Dieser Ausschuss veröffentlichte einen Aufruf, um dem „deutschesten der deutschen Dichter“, der mit anderen Großen das bittere Los hatte teilen müssen, „bis in sein hohes Alter in seinem künstlerischen und vaterländischen Wirken und Wollen von seinem Volke verkannt zu werden“, ein Denkmal zu setzen. Die „Gesellschaft der Freunde Wilhelm Raabes“, die 3.500 Mitglieder zählte, habe beschlossen, ihrem Meister durch Errichtung eines würdigen Denkmals zu seinem 100. Geburtstage, dem 8. September 1931, diese Dankesschuld abzutragen (Dresdner Nachrichten v. 16. September 1926).

Sagebiels Entwurf scheiterte

Schließlich fiel die Wahl unter den 17 eingesandten Entwürfen auf den des Münchener Professors Behn. Der favorisierte Entwurf des hiesigen Künstlers Karl Sagebiel wurde trotz der Unterstützung aus Braunschweig selbst nicht berücksichtigt. Der Münchner Thaddäus Abitz-Schultze hatte sich gegen heftigen Widerstand durchgesetzt.

Ein Medienkampf um Platz, Gestaltung und Wirkung war vorausgegangen. Fritz Hahne hatte 1929 in der Braunschweigischen Landeszeitung (BLZ) die Forderung an die „Idee Raabe-Denkmal“ noch einmal zusammengefasst: „Aber wir verbitten uns für ein Denkmal Raabes plumpe Vertraulichkeit, ebenso wie irgendwelche Beziehungen auf Einzelstellen seiner Werke ausgeschlossen sind. Groß und monumental, wie er im Innersten war, soll er dastehen in Bronze für Jahrhunderte, und zwar in seiner vollen Reife als der getreue Eckart des deutschen Volkes, zu dem er sich immer mehr auswachsen wird. Deshalb können wir auch ein Jugendbild Raabes, womöglich bartlos als Verlobter oder Jungverheirateter, schlechterdings nicht als geeignet ansehen. Den Raabe kennt niemand. Erst mit dem 70. Geburtstage ist Raabe durch Engelbrechts und Brandes’ Verdienst allgemein in Deutschland bekannt geworden. In dieser Gestalt will ihn das deutsche Volk, wollen ihn nicht nur seine Braunschweiger Freunde, sehen“.

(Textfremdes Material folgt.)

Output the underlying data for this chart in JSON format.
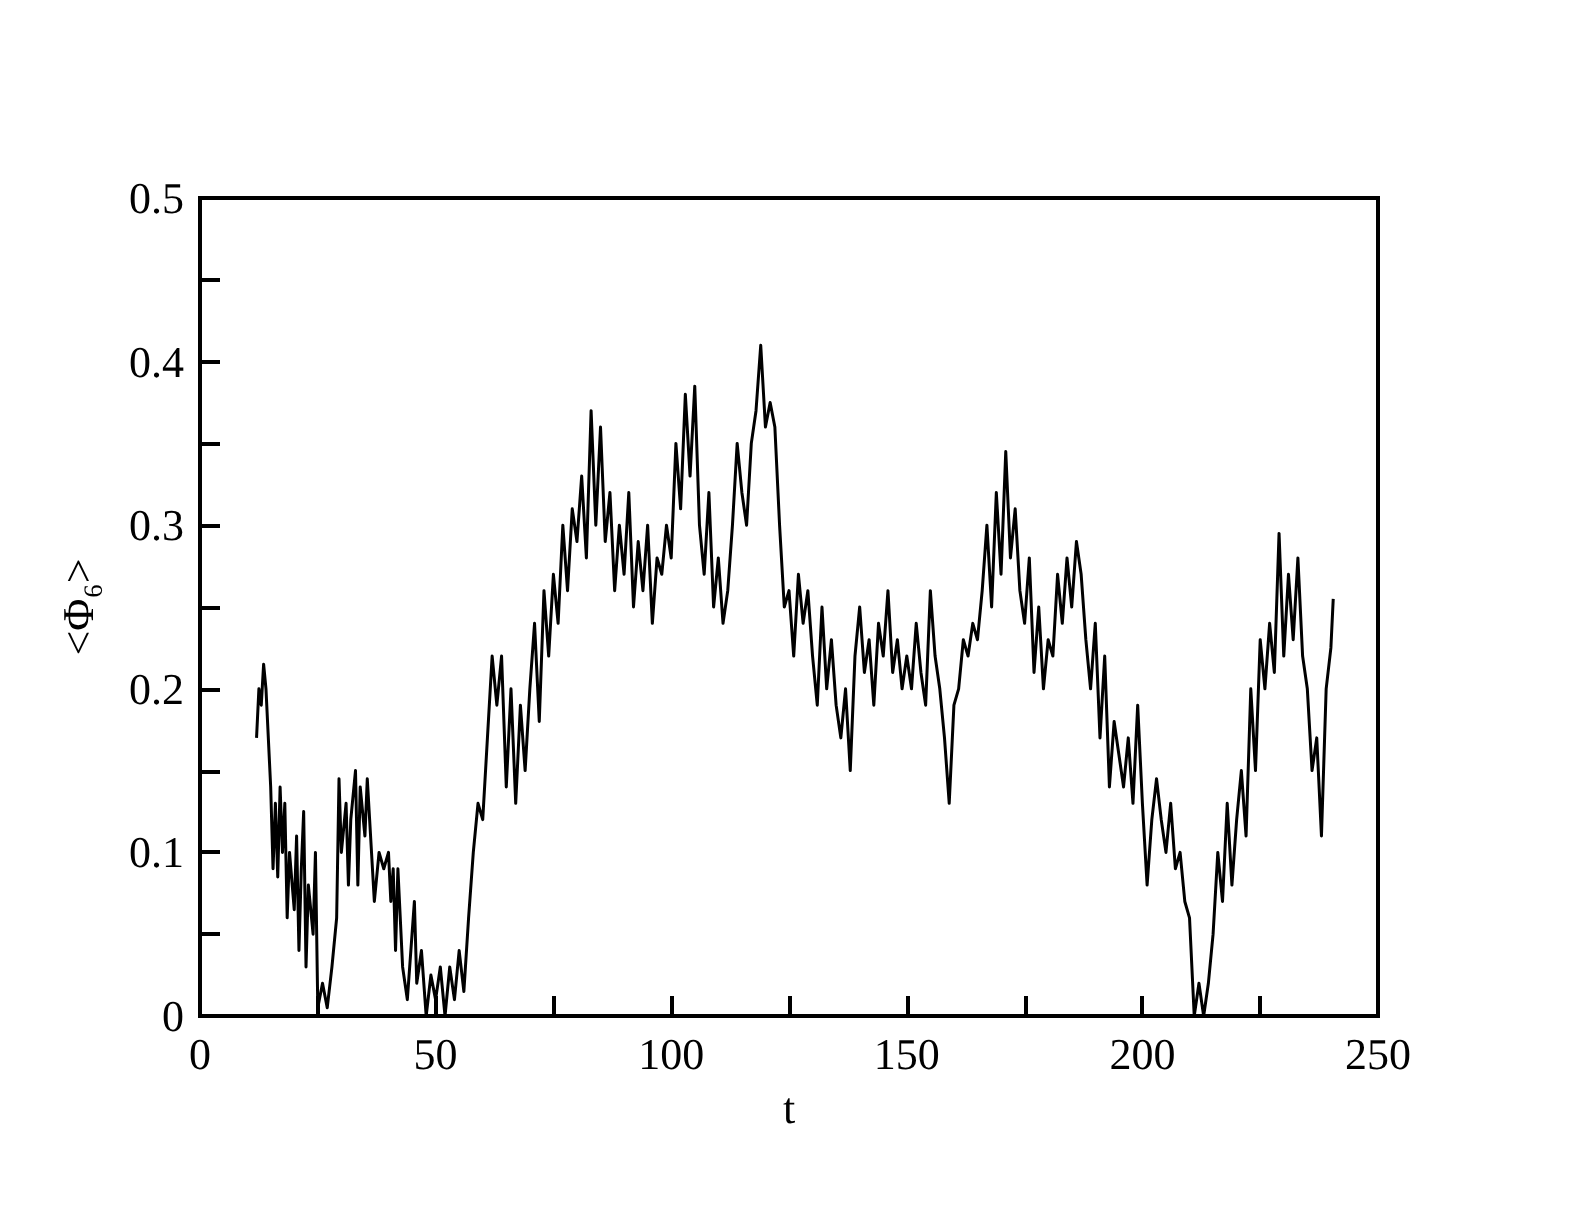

Nicht als Raabe-Denkmal akzeptiert

Behns Entwurf mit einem krönenden Einhorn auf einem Brunnen wurde demzufolge sehr kritisch gesehen. Wie konfliktreich die ganze Situation war, verdeutlicht eine Pressestimme aus der BLZ vom 3. Juli 1930: „Es gibt bereits Raabe-Brunnen, und wenn Braunschweig das Behnsche Kunstwerk erhalten haben wird, dann wird es einen Raabe-Brunnen mehr geben. Wo aber bleibt das Raabe-Denkmal, das große bezwingende, das Raabe-Denkmal, das die Krönung der Hundertjahrfeier nächsten Jahres sein soll? Der Behnsche Brunnen ist eine romantisch gedachte Sache. Wir und die Zukunft wollen uns aber doch keineswegs mit der romantischen Seite Raabes begnügen. Wo bleibt bei dem Behnschen Entwurf die in das Kommende unseres Volkes weisende Größe des Dichters, die gerade in den letzten Jahren mehr und mehr erkannt worden ist?“

National-konservatives Gedankengut

Bereits am Aufruf der „Gesellschaft der Freunde Raabes“ war erkennbar geworden, mit welchem national-konservativen Gedankengut die Ideenträger begonnen hatten, Wilhelm Raabe für ihre Ziele zu instrumentalisieren. Da überrascht es nicht, dass sich aus diesem Denkmalausschuss die Keimzelle zum eigenständigen „Verein Raabe-Stiftung“ entwickelte, der seit dem 8. September 1931, dem Tag der Denkmalsweihe in Braunschweig, den „Kampf gegen alles Undeutsche im Schrifttum“ führte und als Schrittmacher nationalsozialistischer Kulturpolitik wirkte. Es dauerte bis in die 1960er Jahre, ehe die Raabe-Gesellschaft sich von diesem Schaden wieder befreien konnte.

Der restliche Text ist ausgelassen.